1911 Encyclopædia Britannica/Abbey, Edwin Austin

From Wikisource
Jump to navigation Jump to search
For works with similar titles, see Edwin Austin Abbey.
129391911 Encyclopædia Britannica, Volume 1 — Abbey, Edwin Austin

ABBEY, EDWIN AUSTIN (1852–  ), American painter, was born at Philadelphia, Pennsylvania, on the 1st of April 1852. He left the schools of the Pennsylvania Academy of Fine Arts at the age of nineteen to enter the art department of the publishing house of Harper & Brothers in New York, where, in company with such men as Howard Pyle, Charles Stanley Reinhart, Joseph Pennell and Alfred Parsons, he became very successful as an illustrator. In 1878 he was sent by the Harpers to England to gather material for illustrations of the poems of Robert Herrick. These, published in 1882, attracted much attention, and were followed by illustrations for Goldsmith’s She Stoops to Conquer (1887), for a volume of Old Songs (1889), and for the comedies (and a few of the tragedies) of Shakespeare. His water-colours and pastels were no less successful than the earlier illustrations in pen and ink. Abbey now became closely identified with the art life of England, and was elected to the Royal Institute of Painters in Water-Colours in 1883. Among his water-colours are “The Evil Eye” (1877); “The Rose in October” (1879); “An Old Song” (1886); “The Visitors” (1890), and “The Jongleur” (1892).

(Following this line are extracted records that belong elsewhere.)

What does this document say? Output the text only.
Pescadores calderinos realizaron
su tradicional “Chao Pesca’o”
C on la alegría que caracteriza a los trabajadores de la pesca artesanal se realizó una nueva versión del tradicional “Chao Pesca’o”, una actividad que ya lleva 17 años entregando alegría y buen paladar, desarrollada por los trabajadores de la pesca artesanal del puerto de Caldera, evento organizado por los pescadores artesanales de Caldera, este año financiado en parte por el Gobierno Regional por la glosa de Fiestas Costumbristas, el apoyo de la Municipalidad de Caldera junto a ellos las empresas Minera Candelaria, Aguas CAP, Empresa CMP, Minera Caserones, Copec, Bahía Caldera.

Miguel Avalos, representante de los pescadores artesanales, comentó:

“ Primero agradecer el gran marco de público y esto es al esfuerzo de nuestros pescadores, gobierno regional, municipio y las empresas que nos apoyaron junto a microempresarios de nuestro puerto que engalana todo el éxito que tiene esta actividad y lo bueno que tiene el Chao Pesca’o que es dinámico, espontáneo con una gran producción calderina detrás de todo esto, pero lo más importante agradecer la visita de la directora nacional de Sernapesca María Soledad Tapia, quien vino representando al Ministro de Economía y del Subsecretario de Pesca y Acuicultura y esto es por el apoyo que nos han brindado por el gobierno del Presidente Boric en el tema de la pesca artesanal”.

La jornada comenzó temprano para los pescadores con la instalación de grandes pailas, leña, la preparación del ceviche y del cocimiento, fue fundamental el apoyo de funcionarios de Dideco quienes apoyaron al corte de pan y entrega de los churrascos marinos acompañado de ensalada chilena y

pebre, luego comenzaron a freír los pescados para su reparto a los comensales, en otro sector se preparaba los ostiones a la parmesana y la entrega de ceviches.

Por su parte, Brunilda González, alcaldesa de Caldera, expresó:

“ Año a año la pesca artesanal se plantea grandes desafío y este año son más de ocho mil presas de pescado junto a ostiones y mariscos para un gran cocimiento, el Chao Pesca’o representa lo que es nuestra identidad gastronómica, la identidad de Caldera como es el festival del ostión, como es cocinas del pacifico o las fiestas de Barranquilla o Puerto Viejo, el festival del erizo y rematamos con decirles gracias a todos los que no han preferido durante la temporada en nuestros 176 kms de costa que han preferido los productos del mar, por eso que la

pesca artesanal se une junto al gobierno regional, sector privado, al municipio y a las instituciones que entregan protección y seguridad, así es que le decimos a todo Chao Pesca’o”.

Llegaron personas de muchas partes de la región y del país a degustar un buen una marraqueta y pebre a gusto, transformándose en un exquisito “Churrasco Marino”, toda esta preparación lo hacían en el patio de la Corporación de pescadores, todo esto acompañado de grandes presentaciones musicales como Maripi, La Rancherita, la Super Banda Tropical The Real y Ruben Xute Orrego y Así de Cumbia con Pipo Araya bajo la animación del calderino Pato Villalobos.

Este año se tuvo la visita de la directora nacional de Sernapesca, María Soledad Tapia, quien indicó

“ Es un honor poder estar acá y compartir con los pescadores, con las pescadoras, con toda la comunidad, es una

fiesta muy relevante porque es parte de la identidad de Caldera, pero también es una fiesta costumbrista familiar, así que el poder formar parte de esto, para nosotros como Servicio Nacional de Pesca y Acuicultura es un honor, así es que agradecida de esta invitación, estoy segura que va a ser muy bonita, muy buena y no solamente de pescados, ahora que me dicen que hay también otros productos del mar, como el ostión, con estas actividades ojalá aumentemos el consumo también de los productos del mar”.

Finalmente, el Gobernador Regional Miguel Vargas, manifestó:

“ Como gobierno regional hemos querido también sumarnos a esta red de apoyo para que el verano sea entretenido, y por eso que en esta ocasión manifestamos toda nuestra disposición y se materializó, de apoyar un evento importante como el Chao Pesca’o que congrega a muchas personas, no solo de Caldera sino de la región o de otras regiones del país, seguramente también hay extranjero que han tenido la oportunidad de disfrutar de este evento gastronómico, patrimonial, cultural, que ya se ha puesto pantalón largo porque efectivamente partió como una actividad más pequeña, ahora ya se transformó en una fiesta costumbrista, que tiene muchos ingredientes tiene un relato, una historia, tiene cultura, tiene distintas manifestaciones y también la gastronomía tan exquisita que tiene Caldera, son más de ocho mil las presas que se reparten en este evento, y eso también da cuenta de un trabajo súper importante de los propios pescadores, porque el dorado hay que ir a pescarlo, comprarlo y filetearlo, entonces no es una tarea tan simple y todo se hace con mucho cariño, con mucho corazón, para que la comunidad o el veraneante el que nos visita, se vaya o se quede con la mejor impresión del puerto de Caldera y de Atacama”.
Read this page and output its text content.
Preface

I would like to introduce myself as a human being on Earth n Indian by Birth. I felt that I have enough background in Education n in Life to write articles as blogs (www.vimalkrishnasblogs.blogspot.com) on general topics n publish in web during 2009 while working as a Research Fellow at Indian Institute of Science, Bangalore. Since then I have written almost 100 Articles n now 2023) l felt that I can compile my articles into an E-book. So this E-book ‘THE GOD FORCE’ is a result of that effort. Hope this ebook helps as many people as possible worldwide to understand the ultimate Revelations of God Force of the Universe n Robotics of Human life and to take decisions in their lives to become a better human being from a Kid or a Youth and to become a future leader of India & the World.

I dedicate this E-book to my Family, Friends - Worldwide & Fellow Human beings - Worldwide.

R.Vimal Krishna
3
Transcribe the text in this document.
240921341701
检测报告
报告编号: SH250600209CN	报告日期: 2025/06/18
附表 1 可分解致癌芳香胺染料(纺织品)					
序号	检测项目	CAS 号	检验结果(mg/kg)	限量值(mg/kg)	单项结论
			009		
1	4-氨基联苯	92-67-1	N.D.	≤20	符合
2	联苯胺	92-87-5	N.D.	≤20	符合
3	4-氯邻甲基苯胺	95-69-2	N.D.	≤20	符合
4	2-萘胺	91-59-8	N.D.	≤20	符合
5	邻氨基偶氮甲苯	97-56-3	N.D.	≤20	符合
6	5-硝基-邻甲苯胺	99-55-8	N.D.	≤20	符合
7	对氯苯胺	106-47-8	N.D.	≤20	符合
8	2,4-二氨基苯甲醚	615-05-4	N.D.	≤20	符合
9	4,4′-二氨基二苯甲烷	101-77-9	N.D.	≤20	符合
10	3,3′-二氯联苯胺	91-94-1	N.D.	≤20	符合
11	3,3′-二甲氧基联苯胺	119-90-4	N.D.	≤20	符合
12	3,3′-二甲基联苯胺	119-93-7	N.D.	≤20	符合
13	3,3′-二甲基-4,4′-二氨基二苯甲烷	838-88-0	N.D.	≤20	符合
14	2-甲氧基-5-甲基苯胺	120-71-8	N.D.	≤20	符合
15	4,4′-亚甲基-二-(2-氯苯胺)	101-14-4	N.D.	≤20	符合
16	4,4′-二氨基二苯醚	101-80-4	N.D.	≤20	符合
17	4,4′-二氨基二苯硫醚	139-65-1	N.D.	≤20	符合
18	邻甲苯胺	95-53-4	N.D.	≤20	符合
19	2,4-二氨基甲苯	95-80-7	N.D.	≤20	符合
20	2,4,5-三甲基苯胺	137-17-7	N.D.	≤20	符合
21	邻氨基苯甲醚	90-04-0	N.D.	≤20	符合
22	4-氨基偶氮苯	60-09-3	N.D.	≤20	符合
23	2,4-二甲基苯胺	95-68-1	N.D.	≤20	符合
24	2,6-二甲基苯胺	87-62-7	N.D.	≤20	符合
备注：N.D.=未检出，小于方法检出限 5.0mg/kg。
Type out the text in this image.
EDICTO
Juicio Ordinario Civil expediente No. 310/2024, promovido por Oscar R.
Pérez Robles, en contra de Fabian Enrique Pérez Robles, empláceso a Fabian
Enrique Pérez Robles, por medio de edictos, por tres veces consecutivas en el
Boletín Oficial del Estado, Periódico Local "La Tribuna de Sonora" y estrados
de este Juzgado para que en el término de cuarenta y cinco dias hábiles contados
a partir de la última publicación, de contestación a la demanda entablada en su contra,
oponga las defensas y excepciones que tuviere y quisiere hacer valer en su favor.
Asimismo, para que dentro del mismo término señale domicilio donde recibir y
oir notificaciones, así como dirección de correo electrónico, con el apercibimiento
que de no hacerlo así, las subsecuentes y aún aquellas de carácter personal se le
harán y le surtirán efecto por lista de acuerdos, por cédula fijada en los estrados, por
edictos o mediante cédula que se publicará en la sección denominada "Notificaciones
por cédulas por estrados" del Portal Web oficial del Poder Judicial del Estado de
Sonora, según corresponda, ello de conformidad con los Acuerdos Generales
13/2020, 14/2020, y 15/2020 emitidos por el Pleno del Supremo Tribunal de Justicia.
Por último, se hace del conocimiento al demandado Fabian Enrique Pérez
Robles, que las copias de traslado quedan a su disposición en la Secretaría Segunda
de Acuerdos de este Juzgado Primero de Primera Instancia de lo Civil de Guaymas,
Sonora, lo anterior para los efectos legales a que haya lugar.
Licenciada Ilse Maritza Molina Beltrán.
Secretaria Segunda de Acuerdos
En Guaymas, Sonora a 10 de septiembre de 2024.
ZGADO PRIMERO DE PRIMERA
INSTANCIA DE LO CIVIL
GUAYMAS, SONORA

Possibly his best known pastels are “Beatrice,” “Phyllis,” and “Two Noble Kinsmen.” In 1890 he made his first appearance with an oil painting, “A May Day Morn,” at the Royal Academy in London. He exhibited “Richard duke of Gloucester and the Lady Anne” at the Royal Academy in 1896, and in that year was elected A.R.A., becoming a full R.A. in 1898. Apart from his other paintings, special mention must be made of the large frescoes entitled “The Quest of the Holy Grail,” in the Boston Public Library, on which he was occupied for some years; and in 1901 he was commissioned by King Edward VII. to paint a picture of the coronation, containing many portraits elaborately grouped. The dramatic subjects, and the brilliant colouring of his oil pictures, gave them pronounced individuality among the works of contemporary painters. Abbey became a member not only of the Royal Academy, but also of the National Academy of Design of New York, and honorary member of the Royal Bavarian Society, the Société Nationale des Beaux Arts (Paris), the American Water-Colour Society, etc. He received first class gold medals at the International Art Exhibition of Vienna in 1898, at Philadelphia in 1898, at the Paris Exhibitions of 1889 and 1900, and at Berlin in 1903; and was made a chevalier of the French Legion of Honour.